Robbie raised his hands in resignation. ‘Whatever. Look, Cowell ISN’T HERE. He’s at home - with his wife. And we’re going to go and kill him there, okay, and then you can put his head on a pointy stick? Happy now?’

‘So we blow up his palace, then?’

‘No, no, no. We’re going to have to be more subtle than that.’ Robbie cringed; subtlety was neither his nor Richard’s forte. ‘You see, we’ve got to rescue his wife first. That’s the whole point of the mission.’

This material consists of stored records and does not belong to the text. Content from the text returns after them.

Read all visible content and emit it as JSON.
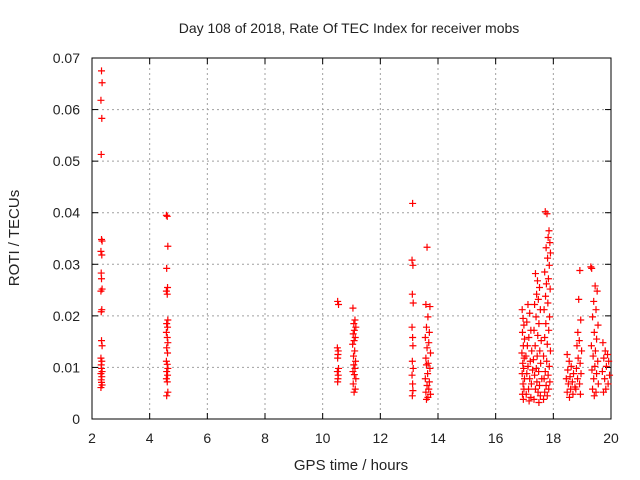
{
  "chart_data": {
    "type": "scatter",
    "title": "Day 108 of 2018, Rate Of TEC Index for receiver mobs",
    "xlabel": "GPS time / hours",
    "ylabel": "ROTI / TECUs",
    "xlim": [
      2,
      20
    ],
    "ylim": [
      0,
      0.07
    ],
    "x_ticks": [
      2,
      4,
      6,
      8,
      10,
      12,
      14,
      16,
      18,
      20
    ],
    "y_ticks": [
      0,
      0.01,
      0.02,
      0.03,
      0.04,
      0.05,
      0.06,
      0.07
    ],
    "grid": true,
    "marker": "+",
    "color": "#ff0000",
    "series": [
      {
        "name": "ROTI",
        "points": [
          [
            2.33,
            0.0675
          ],
          [
            2.35,
            0.0652
          ],
          [
            2.31,
            0.0618
          ],
          [
            2.34,
            0.0583
          ],
          [
            2.32,
            0.0513
          ],
          [
            2.33,
            0.0348
          ],
          [
            2.35,
            0.0345
          ],
          [
            2.31,
            0.0325
          ],
          [
            2.34,
            0.0318
          ],
          [
            2.32,
            0.0283
          ],
          [
            2.33,
            0.0272
          ],
          [
            2.35,
            0.0252
          ],
          [
            2.31,
            0.0248
          ],
          [
            2.34,
            0.0212
          ],
          [
            2.32,
            0.0208
          ],
          [
            2.33,
            0.0152
          ],
          [
            2.35,
            0.0142
          ],
          [
            2.31,
            0.0118
          ],
          [
            2.34,
            0.0112
          ],
          [
            2.32,
            0.0105
          ],
          [
            2.33,
            0.0098
          ],
          [
            2.35,
            0.0092
          ],
          [
            2.31,
            0.0088
          ],
          [
            2.34,
            0.0082
          ],
          [
            2.32,
            0.0076
          ],
          [
            2.33,
            0.0071
          ],
          [
            2.35,
            0.0066
          ],
          [
            2.31,
            0.0061
          ],
          [
            4.58,
            0.0395
          ],
          [
            4.61,
            0.0393
          ],
          [
            4.63,
            0.0335
          ],
          [
            4.59,
            0.0292
          ],
          [
            4.62,
            0.0255
          ],
          [
            4.58,
            0.0248
          ],
          [
            4.61,
            0.0242
          ],
          [
            4.63,
            0.0192
          ],
          [
            4.59,
            0.0185
          ],
          [
            4.62,
            0.0178
          ],
          [
            4.58,
            0.0168
          ],
          [
            4.61,
            0.0158
          ],
          [
            4.63,
            0.0148
          ],
          [
            4.59,
            0.0138
          ],
          [
            4.62,
            0.0128
          ],
          [
            4.58,
            0.0112
          ],
          [
            4.61,
            0.0106
          ],
          [
            4.63,
            0.0098
          ],
          [
            4.59,
            0.0092
          ],
          [
            4.62,
            0.0085
          ],
          [
            4.58,
            0.0078
          ],
          [
            4.61,
            0.0072
          ],
          [
            4.63,
            0.0052
          ],
          [
            4.59,
            0.0045
          ],
          [
            10.52,
            0.0228
          ],
          [
            10.55,
            0.0222
          ],
          [
            10.51,
            0.0138
          ],
          [
            10.54,
            0.0132
          ],
          [
            10.53,
            0.0125
          ],
          [
            10.52,
            0.0118
          ],
          [
            10.55,
            0.0098
          ],
          [
            10.51,
            0.0092
          ],
          [
            10.54,
            0.0085
          ],
          [
            10.53,
            0.0078
          ],
          [
            10.52,
            0.0072
          ],
          [
            11.05,
            0.0215
          ],
          [
            11.12,
            0.0192
          ],
          [
            11.08,
            0.0185
          ],
          [
            11.15,
            0.0178
          ],
          [
            11.1,
            0.0172
          ],
          [
            11.06,
            0.0165
          ],
          [
            11.13,
            0.0158
          ],
          [
            11.09,
            0.0152
          ],
          [
            11.04,
            0.0145
          ],
          [
            11.11,
            0.0132
          ],
          [
            11.07,
            0.0122
          ],
          [
            11.14,
            0.0112
          ],
          [
            11.08,
            0.0105
          ],
          [
            11.12,
            0.0098
          ],
          [
            11.05,
            0.0092
          ],
          [
            11.1,
            0.0086
          ],
          [
            11.15,
            0.0078
          ],
          [
            11.06,
            0.0068
          ],
          [
            11.13,
            0.0058
          ],
          [
            11.09,
            0.0052
          ],
          [
            13.12,
            0.0418
          ],
          [
            13.1,
            0.0308
          ],
          [
            13.13,
            0.0298
          ],
          [
            13.11,
            0.0242
          ],
          [
            13.14,
            0.0225
          ],
          [
            13.1,
            0.0178
          ],
          [
            13.12,
            0.0158
          ],
          [
            13.13,
            0.0142
          ],
          [
            13.11,
            0.0112
          ],
          [
            13.14,
            0.0098
          ],
          [
            13.1,
            0.0085
          ],
          [
            13.12,
            0.0068
          ],
          [
            13.13,
            0.0055
          ],
          [
            13.11,
            0.0045
          ],
          [
            13.62,
            0.0333
          ],
          [
            13.58,
            0.0222
          ],
          [
            13.72,
            0.0218
          ],
          [
            13.65,
            0.0198
          ],
          [
            13.6,
            0.0178
          ],
          [
            13.7,
            0.0168
          ],
          [
            13.56,
            0.0158
          ],
          [
            13.68,
            0.0148
          ],
          [
            13.62,
            0.0138
          ],
          [
            13.74,
            0.0128
          ],
          [
            13.58,
            0.0118
          ],
          [
            13.66,
            0.0108
          ],
          [
            13.6,
            0.0105
          ],
          [
            13.72,
            0.0098
          ],
          [
            13.64,
            0.0088
          ],
          [
            13.56,
            0.0078
          ],
          [
            13.7,
            0.0072
          ],
          [
            13.62,
            0.0065
          ],
          [
            13.68,
            0.0058
          ],
          [
            13.58,
            0.0052
          ],
          [
            13.74,
            0.0048
          ],
          [
            13.65,
            0.0042
          ],
          [
            13.6,
            0.0038
          ],
          [
            16.92,
            0.0212
          ],
          [
            16.95,
            0.0195
          ],
          [
            16.98,
            0.0182
          ],
          [
            16.93,
            0.0168
          ],
          [
            17.0,
            0.0155
          ],
          [
            16.96,
            0.0142
          ],
          [
            16.91,
            0.0128
          ],
          [
            16.99,
            0.0118
          ],
          [
            16.94,
            0.0108
          ],
          [
            16.97,
            0.0098
          ],
          [
            16.92,
            0.0088
          ],
          [
            17.0,
            0.0078
          ],
          [
            16.95,
            0.0068
          ],
          [
            16.98,
            0.0058
          ],
          [
            16.93,
            0.0048
          ],
          [
            16.96,
            0.0038
          ],
          [
            17.12,
            0.0222
          ],
          [
            17.18,
            0.0205
          ],
          [
            17.08,
            0.0188
          ],
          [
            17.22,
            0.0172
          ],
          [
            17.15,
            0.0158
          ],
          [
            17.1,
            0.0142
          ],
          [
            17.25,
            0.0132
          ],
          [
            17.05,
            0.0122
          ],
          [
            17.2,
            0.0112
          ],
          [
            17.12,
            0.0102
          ],
          [
            17.28,
            0.0095
          ],
          [
            17.08,
            0.0088
          ],
          [
            17.18,
            0.0078
          ],
          [
            17.24,
            0.0068
          ],
          [
            17.14,
            0.0058
          ],
          [
            17.06,
            0.0048
          ],
          [
            17.22,
            0.0042
          ],
          [
            17.16,
            0.0035
          ],
          [
            17.38,
            0.0282
          ],
          [
            17.45,
            0.0268
          ],
          [
            17.52,
            0.0255
          ],
          [
            17.42,
            0.0242
          ],
          [
            17.48,
            0.0232
          ],
          [
            17.35,
            0.0222
          ],
          [
            17.55,
            0.0212
          ],
          [
            17.4,
            0.0198
          ],
          [
            17.5,
            0.0185
          ],
          [
            17.33,
            0.0172
          ],
          [
            17.46,
            0.0162
          ],
          [
            17.58,
            0.0152
          ],
          [
            17.37,
            0.0142
          ],
          [
            17.53,
            0.0132
          ],
          [
            17.44,
            0.0122
          ],
          [
            17.31,
            0.0115
          ],
          [
            17.56,
            0.0108
          ],
          [
            17.41,
            0.0098
          ],
          [
            17.49,
            0.0092
          ],
          [
            17.35,
            0.0085
          ],
          [
            17.6,
            0.0078
          ],
          [
            17.43,
            0.0072
          ],
          [
            17.52,
            0.0065
          ],
          [
            17.38,
            0.0058
          ],
          [
            17.47,
            0.0052
          ],
          [
            17.55,
            0.0045
          ],
          [
            17.33,
            0.0038
          ],
          [
            17.5,
            0.0032
          ],
          [
            17.72,
            0.0402
          ],
          [
            17.78,
            0.0398
          ],
          [
            17.85,
            0.0365
          ],
          [
            17.82,
            0.0352
          ],
          [
            17.88,
            0.0342
          ],
          [
            17.75,
            0.0332
          ],
          [
            17.9,
            0.0322
          ],
          [
            17.8,
            0.0312
          ],
          [
            17.86,
            0.0298
          ],
          [
            17.7,
            0.0285
          ],
          [
            17.83,
            0.0272
          ],
          [
            17.76,
            0.0262
          ],
          [
            17.89,
            0.0252
          ],
          [
            17.73,
            0.0238
          ],
          [
            17.81,
            0.0225
          ],
          [
            17.68,
            0.0212
          ],
          [
            17.87,
            0.0198
          ],
          [
            17.74,
            0.0185
          ],
          [
            17.84,
            0.0172
          ],
          [
            17.7,
            0.0158
          ],
          [
            17.79,
            0.0145
          ],
          [
            17.9,
            0.0132
          ],
          [
            17.66,
            0.0122
          ],
          [
            17.77,
            0.0112
          ],
          [
            17.86,
            0.0102
          ],
          [
            17.72,
            0.0092
          ],
          [
            17.82,
            0.0085
          ],
          [
            17.68,
            0.0078
          ],
          [
            17.88,
            0.0072
          ],
          [
            17.75,
            0.0065
          ],
          [
            17.84,
            0.0058
          ],
          [
            17.7,
            0.0052
          ],
          [
            17.79,
            0.0045
          ],
          [
            17.66,
            0.0038
          ],
          [
            18.48,
            0.0125
          ],
          [
            18.55,
            0.0112
          ],
          [
            18.62,
            0.0102
          ],
          [
            18.5,
            0.0095
          ],
          [
            18.7,
            0.0088
          ],
          [
            18.58,
            0.0082
          ],
          [
            18.45,
            0.0078
          ],
          [
            18.66,
            0.0072
          ],
          [
            18.52,
            0.0068
          ],
          [
            18.75,
            0.0062
          ],
          [
            18.6,
            0.0058
          ],
          [
            18.48,
            0.0052
          ],
          [
            18.68,
            0.0048
          ],
          [
            18.56,
            0.0042
          ],
          [
            18.92,
            0.0288
          ],
          [
            18.88,
            0.0232
          ],
          [
            18.95,
            0.0192
          ],
          [
            18.85,
            0.0168
          ],
          [
            18.9,
            0.0152
          ],
          [
            18.82,
            0.0142
          ],
          [
            18.98,
            0.0132
          ],
          [
            18.86,
            0.0118
          ],
          [
            18.93,
            0.0108
          ],
          [
            18.8,
            0.0098
          ],
          [
            18.96,
            0.0088
          ],
          [
            18.84,
            0.0078
          ],
          [
            18.91,
            0.0068
          ],
          [
            18.78,
            0.0058
          ],
          [
            18.94,
            0.0048
          ],
          [
            19.3,
            0.0295
          ],
          [
            19.33,
            0.0292
          ],
          [
            19.45,
            0.0258
          ],
          [
            19.52,
            0.0248
          ],
          [
            19.4,
            0.0228
          ],
          [
            19.48,
            0.0212
          ],
          [
            19.36,
            0.0198
          ],
          [
            19.55,
            0.0182
          ],
          [
            19.42,
            0.0168
          ],
          [
            19.5,
            0.0155
          ],
          [
            19.32,
            0.0142
          ],
          [
            19.46,
            0.0132
          ],
          [
            19.38,
            0.0122
          ],
          [
            19.54,
            0.0112
          ],
          [
            19.44,
            0.0102
          ],
          [
            19.34,
            0.0095
          ],
          [
            19.5,
            0.0088
          ],
          [
            19.4,
            0.0078
          ],
          [
            19.56,
            0.0068
          ],
          [
            19.36,
            0.0058
          ],
          [
            19.48,
            0.0052
          ],
          [
            19.42,
            0.0045
          ],
          [
            19.72,
            0.0148
          ],
          [
            19.8,
            0.0132
          ],
          [
            19.88,
            0.0125
          ],
          [
            19.75,
            0.0118
          ],
          [
            19.92,
            0.0112
          ],
          [
            19.84,
            0.0102
          ],
          [
            19.7,
            0.0092
          ],
          [
            19.95,
            0.0085
          ],
          [
            19.78,
            0.0078
          ],
          [
            19.9,
            0.0068
          ],
          [
            19.82,
            0.0058
          ],
          [
            19.74,
            0.0052
          ]
        ]
      }
    ]
  }
}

‘What? No, no, no, the whole point of the mission is to kill Cowell.’

Robbie sighed. He was going to have to tell Richard sooner or later, so he decided to bite the bullet and go for it. ‘No. Not anymore. The point of the mission is to rescue Mark. You see, he’s Cowell’s wife. Has been for the past six years. You get it?’

Robbie didn’t mean Richard to ‘get it’ quite as well as he did. But Richard, unfortunately, was conditioned by years of living nightmare to harbouring suspicions even when they were unwarranted - and it had only been through his innate yearning to believe that Robbie was one of the few mates he could half trust, that Richard hadn’t surrendered to the truth of his suspicions long before.

Now, in a heartbeat, everything made sense.

Robbie hadn’t let him kill Cowell over the past six years because of clone fucking angel boy! Because Mark meant everything to Robbie and he, Richard, meant nothing. And it scarcely took another heartbeat to thud past before Richard’s quick mind worked out the rest: the weapons, the money, the whole, mysterious ‘why the fuck do we never get caught when we’re really quite shit at this’ aspect.

Robbie had been cahoots with Cowell all along.

‘YOU - FUCKING - TRAITOR!’ hollered Richard, his voice echoing through every inch of the cellar and out through the tunnels and deep into the derelict London Underground. ‘I’m going to kill you, and Cowell, and clone fucking angel boy and...’

Robbie felt guilty. He really did. But the circumstances he felt he had no choice but to take advantage of Richard’s momentarily crippling fury to whip out the torch from his jacket and clonk him very hard over the head with it. Watching Richard collapse to the floor, he winced, and he felt even worse when he saw the little stream of blood trickling from Richard’s temple. But he’d hardly given him much choice.

He patted his unconscious mate lightly on the cheek, and then dragged his body over to settle it, only slightly more comfortably, up against the pile of explosives.

‘Andy will patch you up, mate,’ he whispered. ‘Got to go save Markie. But I’ll be back soon...I promise, mate, I promise.’